As the Dawn probe slide neatly into orbit, the spacecraft's cameras captured close-ups of the bright spots. Some experts hoped that the patches were the first sign of water or ice, reports Rachel Feltman for The Washington Post. But the mission’s principle investigator, Christopher Russell, told The Post in July that highly reflective salt fields were more likely the cause.
Now scientific research backs up this educated guess. Two recent papers published in Nature provide a complete picture, telling a new story of Ceres' formation and concluding that the spots are indeed salt. But the salt on Ceres isn't like what you'd find on a dinner table, it's made of magnesium sulfate.

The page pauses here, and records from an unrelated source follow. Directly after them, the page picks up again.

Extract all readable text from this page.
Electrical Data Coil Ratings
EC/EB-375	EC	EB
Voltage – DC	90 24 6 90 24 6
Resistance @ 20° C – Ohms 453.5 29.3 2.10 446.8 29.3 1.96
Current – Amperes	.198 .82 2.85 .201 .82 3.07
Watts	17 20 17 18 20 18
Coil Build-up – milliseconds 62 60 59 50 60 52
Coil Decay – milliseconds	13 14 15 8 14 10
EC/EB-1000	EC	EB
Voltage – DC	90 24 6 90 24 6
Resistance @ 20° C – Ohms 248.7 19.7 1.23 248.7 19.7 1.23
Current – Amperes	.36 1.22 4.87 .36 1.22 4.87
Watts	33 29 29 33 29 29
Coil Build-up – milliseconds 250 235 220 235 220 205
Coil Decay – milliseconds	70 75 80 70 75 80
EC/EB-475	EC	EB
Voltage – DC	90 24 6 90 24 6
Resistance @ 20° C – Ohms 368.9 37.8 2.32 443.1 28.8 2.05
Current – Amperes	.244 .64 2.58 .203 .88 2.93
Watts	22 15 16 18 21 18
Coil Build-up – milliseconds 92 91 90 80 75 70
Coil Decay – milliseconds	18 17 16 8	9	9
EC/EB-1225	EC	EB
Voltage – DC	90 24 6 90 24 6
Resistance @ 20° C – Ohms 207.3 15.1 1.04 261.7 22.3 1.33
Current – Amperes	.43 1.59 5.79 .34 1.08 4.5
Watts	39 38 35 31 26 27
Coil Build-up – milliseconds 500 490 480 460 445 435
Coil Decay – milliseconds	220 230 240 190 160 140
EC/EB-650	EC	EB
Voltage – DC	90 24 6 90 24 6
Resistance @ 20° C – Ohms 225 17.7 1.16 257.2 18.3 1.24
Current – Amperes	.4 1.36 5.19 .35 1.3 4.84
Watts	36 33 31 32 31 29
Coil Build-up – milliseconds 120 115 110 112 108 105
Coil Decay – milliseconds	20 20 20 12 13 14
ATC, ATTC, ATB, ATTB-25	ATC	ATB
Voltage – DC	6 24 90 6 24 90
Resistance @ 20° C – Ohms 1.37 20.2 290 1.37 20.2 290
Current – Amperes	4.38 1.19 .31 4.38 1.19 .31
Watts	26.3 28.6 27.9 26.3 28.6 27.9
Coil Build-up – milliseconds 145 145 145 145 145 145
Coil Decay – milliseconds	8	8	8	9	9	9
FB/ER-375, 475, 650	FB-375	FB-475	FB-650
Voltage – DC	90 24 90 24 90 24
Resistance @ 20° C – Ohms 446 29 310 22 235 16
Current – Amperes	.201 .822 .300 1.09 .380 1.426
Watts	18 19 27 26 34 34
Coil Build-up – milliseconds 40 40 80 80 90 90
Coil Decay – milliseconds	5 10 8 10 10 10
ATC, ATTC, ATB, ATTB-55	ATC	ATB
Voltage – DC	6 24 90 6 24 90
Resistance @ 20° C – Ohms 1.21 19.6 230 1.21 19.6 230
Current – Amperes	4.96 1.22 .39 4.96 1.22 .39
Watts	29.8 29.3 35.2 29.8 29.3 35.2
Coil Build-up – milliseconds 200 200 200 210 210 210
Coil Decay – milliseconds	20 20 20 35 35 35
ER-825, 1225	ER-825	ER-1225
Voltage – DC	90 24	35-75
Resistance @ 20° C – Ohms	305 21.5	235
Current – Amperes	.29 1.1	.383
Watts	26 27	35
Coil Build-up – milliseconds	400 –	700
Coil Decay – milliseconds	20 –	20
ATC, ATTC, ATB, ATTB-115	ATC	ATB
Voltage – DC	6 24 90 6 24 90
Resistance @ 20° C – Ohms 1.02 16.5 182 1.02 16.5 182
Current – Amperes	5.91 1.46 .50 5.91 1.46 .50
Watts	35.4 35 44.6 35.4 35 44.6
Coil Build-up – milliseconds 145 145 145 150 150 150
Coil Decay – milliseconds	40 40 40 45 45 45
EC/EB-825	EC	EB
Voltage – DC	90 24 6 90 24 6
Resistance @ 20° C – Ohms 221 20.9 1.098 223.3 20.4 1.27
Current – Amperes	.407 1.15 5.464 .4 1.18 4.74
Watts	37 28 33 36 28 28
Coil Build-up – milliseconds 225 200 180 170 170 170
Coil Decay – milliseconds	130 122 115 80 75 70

Ceres sports more than 130 bright areas, most hiding within the outlines of impact craters. These shiny patches are in the same spots where water vapor was previously detected, co-author on the first paper Vishnu Reddy says in a statement. So scientists believe that the salts are remnants from salty water ice sublimating. The dwarf planet may hide a layer of this briny water ice beneath its surface, unearthed by striking asteroids.
Though the spots seem to glow white in photos, they are only reflecting about half the sunlight that strikes them, making them "similar in brightness to fresh asphalt," reports Story Hinckley for The Christian Science Monitor. Even so, that’s enough reflection to make them stand out against the dull surroundings of the dwarf plant. Perhaps answering the bright spots' mystery can lay to rest some rumors that they were signs of alien civilization.
One of the new reports also retells Ceres' birth. The discovery of ammonia-rich clays on the dwarf planet suggests that it might not have been born in the asteroid belt between Mars and Jupiter, where it now resides. The current location of the dwarf planet is too warm for ammonia to have solidified and remain in clay. It would have evaporated, Hinckley writes.
It's more likely that Ceres—or some of its parts—formed in the outer solar system. Material could have drifted in from the outer solar system, collecting on the dwarf planet. Alternatively, Ceres itself may have once hung out closer to Pluto and picked up these ammoniated compounds.